Les élections municipales récentes signalent un affaiblissement notoire de la gauche socialiste et de ses alliés dans les villes de taille intermédiaire. Ce constat est mis en lumière par un rapport de la Fondation Jean Jaurès, évoqué ce jeudi.
Nommée "Municipales 2026 : vers qui s'est (vraiment) tournée la France des villes moyennes?", cette étude se penche sur les résultats de 140 communes regroupant plus de 15 000 résidents, au sein d'unités urbaines comprises entre 20 000 et 100 000 habitants.

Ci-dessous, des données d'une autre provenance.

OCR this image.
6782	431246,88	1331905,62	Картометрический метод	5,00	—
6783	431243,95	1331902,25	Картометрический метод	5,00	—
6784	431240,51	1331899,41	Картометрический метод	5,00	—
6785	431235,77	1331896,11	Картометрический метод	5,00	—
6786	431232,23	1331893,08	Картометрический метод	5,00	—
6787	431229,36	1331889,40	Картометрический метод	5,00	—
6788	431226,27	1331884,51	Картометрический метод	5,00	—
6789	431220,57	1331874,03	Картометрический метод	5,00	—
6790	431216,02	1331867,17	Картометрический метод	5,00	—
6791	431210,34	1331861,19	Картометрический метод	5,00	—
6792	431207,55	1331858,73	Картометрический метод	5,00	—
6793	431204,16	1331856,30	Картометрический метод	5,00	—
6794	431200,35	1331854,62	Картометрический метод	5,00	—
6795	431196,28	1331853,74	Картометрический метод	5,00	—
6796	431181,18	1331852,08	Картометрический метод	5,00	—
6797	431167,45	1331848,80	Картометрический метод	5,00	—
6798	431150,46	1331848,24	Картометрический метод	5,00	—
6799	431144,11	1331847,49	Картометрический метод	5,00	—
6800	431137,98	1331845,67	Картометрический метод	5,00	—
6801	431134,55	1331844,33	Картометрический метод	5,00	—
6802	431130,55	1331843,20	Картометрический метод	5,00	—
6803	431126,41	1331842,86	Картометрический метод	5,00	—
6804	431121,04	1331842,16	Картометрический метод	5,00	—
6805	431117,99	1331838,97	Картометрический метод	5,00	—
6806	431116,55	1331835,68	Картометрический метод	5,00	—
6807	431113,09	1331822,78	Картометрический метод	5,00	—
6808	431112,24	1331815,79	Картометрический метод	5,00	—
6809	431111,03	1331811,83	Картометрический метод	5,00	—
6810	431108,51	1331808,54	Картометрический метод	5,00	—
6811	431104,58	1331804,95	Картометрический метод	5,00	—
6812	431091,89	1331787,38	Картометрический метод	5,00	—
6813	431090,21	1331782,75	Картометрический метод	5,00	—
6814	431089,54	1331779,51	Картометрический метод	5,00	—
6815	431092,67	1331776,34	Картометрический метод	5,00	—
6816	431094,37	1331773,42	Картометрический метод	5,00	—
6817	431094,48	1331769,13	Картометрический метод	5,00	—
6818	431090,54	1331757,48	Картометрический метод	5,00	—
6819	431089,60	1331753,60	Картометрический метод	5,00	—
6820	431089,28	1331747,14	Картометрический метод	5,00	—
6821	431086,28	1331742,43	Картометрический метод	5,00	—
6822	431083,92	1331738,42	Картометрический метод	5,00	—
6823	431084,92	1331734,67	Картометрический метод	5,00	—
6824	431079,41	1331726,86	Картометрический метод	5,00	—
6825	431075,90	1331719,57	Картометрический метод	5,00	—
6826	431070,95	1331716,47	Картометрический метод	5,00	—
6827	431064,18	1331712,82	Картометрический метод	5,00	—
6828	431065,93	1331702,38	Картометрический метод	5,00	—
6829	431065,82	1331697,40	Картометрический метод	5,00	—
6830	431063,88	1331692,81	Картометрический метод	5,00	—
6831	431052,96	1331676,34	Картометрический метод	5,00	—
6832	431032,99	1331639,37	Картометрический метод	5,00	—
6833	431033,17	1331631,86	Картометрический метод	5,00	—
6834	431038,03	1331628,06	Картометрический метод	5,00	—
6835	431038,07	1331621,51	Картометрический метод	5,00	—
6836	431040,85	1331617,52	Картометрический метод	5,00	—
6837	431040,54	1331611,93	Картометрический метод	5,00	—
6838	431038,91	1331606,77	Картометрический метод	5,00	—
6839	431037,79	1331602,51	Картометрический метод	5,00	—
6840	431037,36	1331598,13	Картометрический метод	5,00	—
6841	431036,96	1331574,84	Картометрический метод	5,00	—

Achille Warnant, géographe et coauteur de l'étude, déclare : "On constate que la gauche touche son plus bas niveau historique depuis 1971, année de la fondation du Parti socialiste lors du congrès d'Alfortville en 1969." En 2020, la gauche avait semblé reprendre des forces, mais l’analyse actuelle révèle qu'elle ne contrôle que 24 villes moyennes aujourd'hui, un chiffre alarmant comparé aux 66 de 2008.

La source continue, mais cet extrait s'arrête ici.